Margulies K B, Barclay P L, Burnett J C
Section of Cardiology, Temple University School of Medicine, Philadelphia, Pa 19140.
Circulation. 1995 Apr 1;91(7):2036-42. doi: 10.1161/01.cir.91.7.2036.
Recent studies suggest that neurohumoral mechanisms including decreased renal responses to increases in atrial natriuretic factor (ANF) play a central role in the progression from asymptomatic cardiac dysfunction to advanced congestive heart failure (CHF) with sodium retention, vasoconstriction, and reduced exercise tolerance. Recognizing that neutral endopeptidase 24.11 degrades ANF and may be enhanced in CHF, we hypothesized that chronic neutral endopeptidase inhibition (NEP-I) would potentiate renal responses to exogenous ANF and alter the temporal evolution of sodium retention in evolving CHF by potentiation of increased endogenous ANF.

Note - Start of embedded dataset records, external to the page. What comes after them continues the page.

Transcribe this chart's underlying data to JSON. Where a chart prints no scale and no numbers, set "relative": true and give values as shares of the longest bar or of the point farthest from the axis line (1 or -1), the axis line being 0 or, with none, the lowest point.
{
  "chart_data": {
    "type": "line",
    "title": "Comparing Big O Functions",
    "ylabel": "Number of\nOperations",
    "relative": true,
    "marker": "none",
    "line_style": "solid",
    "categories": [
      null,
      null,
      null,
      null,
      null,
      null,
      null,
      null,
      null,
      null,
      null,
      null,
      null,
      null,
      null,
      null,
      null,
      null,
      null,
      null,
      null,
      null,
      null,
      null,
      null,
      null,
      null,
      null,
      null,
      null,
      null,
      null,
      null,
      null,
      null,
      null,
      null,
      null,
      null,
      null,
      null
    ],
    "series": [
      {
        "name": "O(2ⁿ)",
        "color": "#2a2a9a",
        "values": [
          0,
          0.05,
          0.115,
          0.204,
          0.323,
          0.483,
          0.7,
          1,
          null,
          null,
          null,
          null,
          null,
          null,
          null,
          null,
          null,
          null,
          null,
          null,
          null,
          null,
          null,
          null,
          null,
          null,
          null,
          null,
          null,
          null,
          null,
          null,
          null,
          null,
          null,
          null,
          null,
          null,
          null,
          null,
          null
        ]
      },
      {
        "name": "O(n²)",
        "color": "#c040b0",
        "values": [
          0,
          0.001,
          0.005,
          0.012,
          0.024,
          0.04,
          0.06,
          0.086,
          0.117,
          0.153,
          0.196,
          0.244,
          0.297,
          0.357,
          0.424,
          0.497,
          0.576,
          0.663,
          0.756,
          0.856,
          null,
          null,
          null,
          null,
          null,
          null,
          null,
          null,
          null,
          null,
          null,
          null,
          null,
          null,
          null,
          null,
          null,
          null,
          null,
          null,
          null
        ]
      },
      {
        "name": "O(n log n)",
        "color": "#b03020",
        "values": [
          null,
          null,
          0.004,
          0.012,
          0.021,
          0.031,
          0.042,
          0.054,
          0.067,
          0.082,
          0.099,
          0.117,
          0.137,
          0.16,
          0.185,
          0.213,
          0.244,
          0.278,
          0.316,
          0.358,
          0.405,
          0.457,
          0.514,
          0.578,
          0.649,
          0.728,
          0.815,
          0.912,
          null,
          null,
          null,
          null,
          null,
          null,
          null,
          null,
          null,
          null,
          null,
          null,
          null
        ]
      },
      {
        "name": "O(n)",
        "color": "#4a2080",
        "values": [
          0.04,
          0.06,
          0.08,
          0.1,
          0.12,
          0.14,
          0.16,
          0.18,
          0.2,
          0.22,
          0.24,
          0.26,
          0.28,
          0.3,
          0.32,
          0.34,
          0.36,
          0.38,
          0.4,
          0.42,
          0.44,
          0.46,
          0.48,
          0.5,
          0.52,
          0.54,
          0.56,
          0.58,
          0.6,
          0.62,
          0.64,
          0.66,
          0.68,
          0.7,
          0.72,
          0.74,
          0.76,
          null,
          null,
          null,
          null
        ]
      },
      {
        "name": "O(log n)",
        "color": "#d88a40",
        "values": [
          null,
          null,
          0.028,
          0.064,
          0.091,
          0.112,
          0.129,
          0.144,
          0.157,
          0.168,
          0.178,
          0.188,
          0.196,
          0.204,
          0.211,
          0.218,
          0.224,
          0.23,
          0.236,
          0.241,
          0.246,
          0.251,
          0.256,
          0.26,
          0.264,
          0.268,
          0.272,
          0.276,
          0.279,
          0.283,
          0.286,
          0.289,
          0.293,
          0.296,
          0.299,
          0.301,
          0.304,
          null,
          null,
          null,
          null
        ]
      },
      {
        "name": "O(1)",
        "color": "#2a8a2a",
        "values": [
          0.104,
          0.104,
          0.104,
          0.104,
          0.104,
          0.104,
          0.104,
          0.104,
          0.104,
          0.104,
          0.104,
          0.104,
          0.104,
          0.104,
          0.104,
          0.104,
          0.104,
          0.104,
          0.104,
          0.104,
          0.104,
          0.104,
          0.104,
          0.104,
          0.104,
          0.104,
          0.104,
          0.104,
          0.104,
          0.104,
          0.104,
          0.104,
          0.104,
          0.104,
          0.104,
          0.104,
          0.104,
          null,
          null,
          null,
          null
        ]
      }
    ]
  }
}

We studied 13 conscious dogs with evolving CHF produced by rapid ventricular pacing at 250 beats per minute. Six of these dogs received NEP-I with candoxatril, 10 mg/kg PO BID, throughout evolving CHF. Responses to exogenous ANF, 10 micrograms/kg IV bolus, were assessed at baseline and after 6 days of CHF. Daily metabolic studies during evolving CHF with chronic NEP-I showed increased sodium excretion and renal cGMP generation consistent with enhanced renal activity of endogenous ANF compared with untreated controls. In addition, renal natriuretic and cGMP responses to exogenous ANF were intact in CHF with chronic NEP-I in contrast to markedly attenuated renal responses to exogenous ANF in untreated CHF. Despite enhanced ANF responsiveness and improved sodium balance in evolving CHF, a moderate degree of sodium retention was observed during chronic NEP-I in evolving CHF.
Enzymatic degradation by neutral endopeptidase limits local renal responses to increases in endogenous and exogenous ANF in CHF independent of changes in systemic hemodynamics or augmented plasma concentrations of ANF. The moderate sodium retention observed during evolving CHF despite chronic NEP-I probably reflects the antinatriuretic effects of hemodynamic and humoral factors independent of ANF activity.
近期研究表明,神经体液机制,包括肾脏对心房利钠因子(ANF)升高的反应性降低,在从无症状性心脏功能不全进展为伴有钠潴留、血管收缩和运动耐量降低的晚期充血性心力衰竭(CHF)过程中起核心作用。鉴于中性内肽酶24.11可降解ANF且在CHF中可能增强,我们推测慢性中性内肽酶抑制(NEP - I)会增强肾脏对外源性ANF的反应,并通过增强内源性ANF的作用来改变CHF进展过程中钠潴留的时间演变。
我们研究了13只通过每分钟250次快速心室起搏诱导出进行性CHF的清醒犬。其中6只犬在整个CHF进展过程中口服坎多沙坦进行NEP - I治疗,剂量为10 mg/kg,每日两次。在基线期和CHF发生6天后评估对外源性ANF(10微克/千克静脉推注)的反应。与未治疗的对照组相比,在CHF进展过程中进行慢性NEP - I治疗的每日代谢研究显示钠排泄增加和肾脏cGMP生成增加,这与内源性ANF的肾脏活性增强一致。此外,与未治疗的CHF对外源性ANF的肾脏反应明显减弱相反,在进行慢性NEP - I治疗的CHF中,肾脏对 外源性ANF的利钠和cGMP反应是完整的。尽管在CHF进展过程中ANF反应性增强且钠平衡改善,但在进行慢性NEP - I治疗的CHF进展过程中仍观察到中度的钠潴留。
中性内肽酶的酶促降解限制了CHF中肾脏对内源性和外源性ANF升高的局部反应,这与全身血流动力学变化或ANF血浆浓度升高无关。尽管进行了慢性NEP - I治疗,但在CHF进展过程中观察到的中度钠潴留可能反映了独立于ANF活性的血流动力学和体液因素的抗利钠作用。